After the discovery of a remarkable 43-million-year-old new amphibious whale, Phiomicetus anubis, from middle Eocene rocks in Egypt’s Fayoum Desert, Hesham Sallam, professor of vertebrate paleontology at The American University in Cairo (AUC) reveals more is hidden in Egyptian deserts.
Sallam, the founder of Mansoura University Vertebrate Paleontology Center, and a team of international researchers recently published a study in the Proceedings of the Royal Society B Biological Sciences journal on the latest discovery. Sallam, who is the senior author of the study, says there is more to Egyptian deserts: “Currently, with a team from the Egyptian Environmental Affairs Agency (EEAA), Sallam Lab is studying the fossilized remains of a newly discovered extinct carnivorous mammal that lived in Egypt 30 million years ago, also discovered in Fayoum. We are also currently studying the fossilized remains of a new carnivorous dinosaur discovered in Bahariya Oasis, in the Western Desert of Egypt.”
At AUC New Cairo campus, Sallam also stumbled upon a fossilized whale tooth of an ancient whale from an extinct group called protocetids that lived in Egypt 40-45 million years ago. The fossil was found embedded in one of the AUC floor tiles.
He also recently identified the fossils of another giant whale in marbleized stones found in Cairo, unearthed from a limestone quarry located at Wadi Tarfa close to Minya Governorate, Upper Egypt. The fossils are currently under study.
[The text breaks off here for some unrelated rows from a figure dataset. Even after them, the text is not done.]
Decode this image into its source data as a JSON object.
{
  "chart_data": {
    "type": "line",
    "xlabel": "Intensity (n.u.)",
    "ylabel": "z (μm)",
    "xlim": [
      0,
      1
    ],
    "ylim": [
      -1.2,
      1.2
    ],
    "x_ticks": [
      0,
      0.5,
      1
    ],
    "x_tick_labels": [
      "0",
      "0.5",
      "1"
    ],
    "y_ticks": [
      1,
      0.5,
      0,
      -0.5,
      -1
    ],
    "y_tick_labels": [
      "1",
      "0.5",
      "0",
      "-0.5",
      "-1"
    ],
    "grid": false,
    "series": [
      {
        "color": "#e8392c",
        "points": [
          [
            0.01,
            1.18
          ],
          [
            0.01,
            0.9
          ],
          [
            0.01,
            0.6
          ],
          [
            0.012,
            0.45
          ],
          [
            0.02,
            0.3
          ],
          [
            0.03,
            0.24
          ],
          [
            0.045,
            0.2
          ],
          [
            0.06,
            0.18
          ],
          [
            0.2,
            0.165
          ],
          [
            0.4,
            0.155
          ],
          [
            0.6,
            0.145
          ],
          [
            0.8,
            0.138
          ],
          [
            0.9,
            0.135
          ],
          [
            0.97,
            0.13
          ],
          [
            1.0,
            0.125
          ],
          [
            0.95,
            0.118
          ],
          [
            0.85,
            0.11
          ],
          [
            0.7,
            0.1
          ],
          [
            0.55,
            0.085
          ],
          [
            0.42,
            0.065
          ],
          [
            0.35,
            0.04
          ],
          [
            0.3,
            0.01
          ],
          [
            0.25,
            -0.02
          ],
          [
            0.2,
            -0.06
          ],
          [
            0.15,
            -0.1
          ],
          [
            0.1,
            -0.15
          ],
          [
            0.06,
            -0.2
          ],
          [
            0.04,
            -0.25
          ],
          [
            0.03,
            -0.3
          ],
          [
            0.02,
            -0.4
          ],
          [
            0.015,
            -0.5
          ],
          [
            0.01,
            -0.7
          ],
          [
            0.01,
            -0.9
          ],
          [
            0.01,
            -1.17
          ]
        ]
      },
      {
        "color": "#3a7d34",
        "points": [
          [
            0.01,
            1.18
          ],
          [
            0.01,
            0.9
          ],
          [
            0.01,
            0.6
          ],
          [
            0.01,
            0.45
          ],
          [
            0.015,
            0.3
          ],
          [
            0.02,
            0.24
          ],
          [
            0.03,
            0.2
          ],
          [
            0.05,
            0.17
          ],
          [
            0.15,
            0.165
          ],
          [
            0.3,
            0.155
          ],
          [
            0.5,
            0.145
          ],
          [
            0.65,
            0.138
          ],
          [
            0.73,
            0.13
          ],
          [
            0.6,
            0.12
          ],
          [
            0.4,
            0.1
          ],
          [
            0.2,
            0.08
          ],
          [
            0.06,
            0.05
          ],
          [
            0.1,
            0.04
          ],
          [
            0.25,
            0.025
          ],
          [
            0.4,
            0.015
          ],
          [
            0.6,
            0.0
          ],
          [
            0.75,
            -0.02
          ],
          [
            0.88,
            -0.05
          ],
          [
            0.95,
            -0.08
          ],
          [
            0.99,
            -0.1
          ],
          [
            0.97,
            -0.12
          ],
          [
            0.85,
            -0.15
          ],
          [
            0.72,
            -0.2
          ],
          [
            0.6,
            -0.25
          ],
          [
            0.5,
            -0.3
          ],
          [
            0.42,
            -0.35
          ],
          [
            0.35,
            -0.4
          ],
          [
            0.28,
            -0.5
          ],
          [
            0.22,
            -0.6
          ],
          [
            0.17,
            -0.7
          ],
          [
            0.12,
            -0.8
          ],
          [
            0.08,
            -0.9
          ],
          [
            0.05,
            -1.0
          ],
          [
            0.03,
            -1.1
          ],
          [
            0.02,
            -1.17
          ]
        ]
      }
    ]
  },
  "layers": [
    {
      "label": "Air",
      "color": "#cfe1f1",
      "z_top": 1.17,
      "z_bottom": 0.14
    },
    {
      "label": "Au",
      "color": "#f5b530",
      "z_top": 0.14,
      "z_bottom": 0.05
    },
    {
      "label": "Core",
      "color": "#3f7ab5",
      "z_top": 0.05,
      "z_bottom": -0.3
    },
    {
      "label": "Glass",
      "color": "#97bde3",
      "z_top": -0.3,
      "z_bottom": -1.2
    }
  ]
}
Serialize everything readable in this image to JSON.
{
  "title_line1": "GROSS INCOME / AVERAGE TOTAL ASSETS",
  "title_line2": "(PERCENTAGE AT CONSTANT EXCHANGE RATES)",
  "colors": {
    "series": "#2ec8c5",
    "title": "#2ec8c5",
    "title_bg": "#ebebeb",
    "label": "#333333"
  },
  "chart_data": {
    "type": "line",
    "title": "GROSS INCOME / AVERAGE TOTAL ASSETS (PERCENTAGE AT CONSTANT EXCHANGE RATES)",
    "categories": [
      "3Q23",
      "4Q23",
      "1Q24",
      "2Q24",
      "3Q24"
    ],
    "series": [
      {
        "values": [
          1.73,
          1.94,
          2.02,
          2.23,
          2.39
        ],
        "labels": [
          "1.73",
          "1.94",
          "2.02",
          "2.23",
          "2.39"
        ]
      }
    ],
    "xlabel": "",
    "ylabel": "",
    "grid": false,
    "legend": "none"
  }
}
Such discoveries help in tracing the story of the transitions of ancient animals. “Phiomicetus Anubis has not only added to our knowledge about the early whale transitional forms but has also raised new questions about the ancient ecosystems in which it lived and has directed our new research vision toward finding answers to big questions such as the origin and coexistence of ancient whales in Egypt,” Sallam said.
Sallam describes the desert as not only home for ancient fossils but a “home for him.” He has been conducting paleontological research on the vertebrate fossils of Afro-Arabia for the past ten years.
In January 2018, Sallam and his team discovered the large sauropod dinosaur Mansourasaurus, which was found in the Dakhla Oasis area of Egypt. Earlier this year, a team led by Sallam also discovered ancient fish fossils that survived global warming 56 million years ago, giving a critical glimpse into the planet’s future.
Sallam hopes to build a new facility for paleontology at AUC and an exhibit area for the ancient prehistoric life of Egypt at AUC. “The new paleontological facility would also allow AUC students, international students, and professors to study the new Egyptian fossil collection.”
Sallam received his bachelor’s degree in 1997 from the Department of Geology at Mansoura University in Egypt; then he completed his PhD in 2010 at the University of Oxford (UK). In addition, he was a visiting scholar at Stony Brook University, Ohio University, Denver Museum of Nature and Science, and Duke University, USA, from 2014 to 2017. He founded Mansoura University Vertebrate Paleontology (MUVP), the only high-level vertebrate paleontology research unit in the Middle East, combining research, outreach, and conservation endeavor.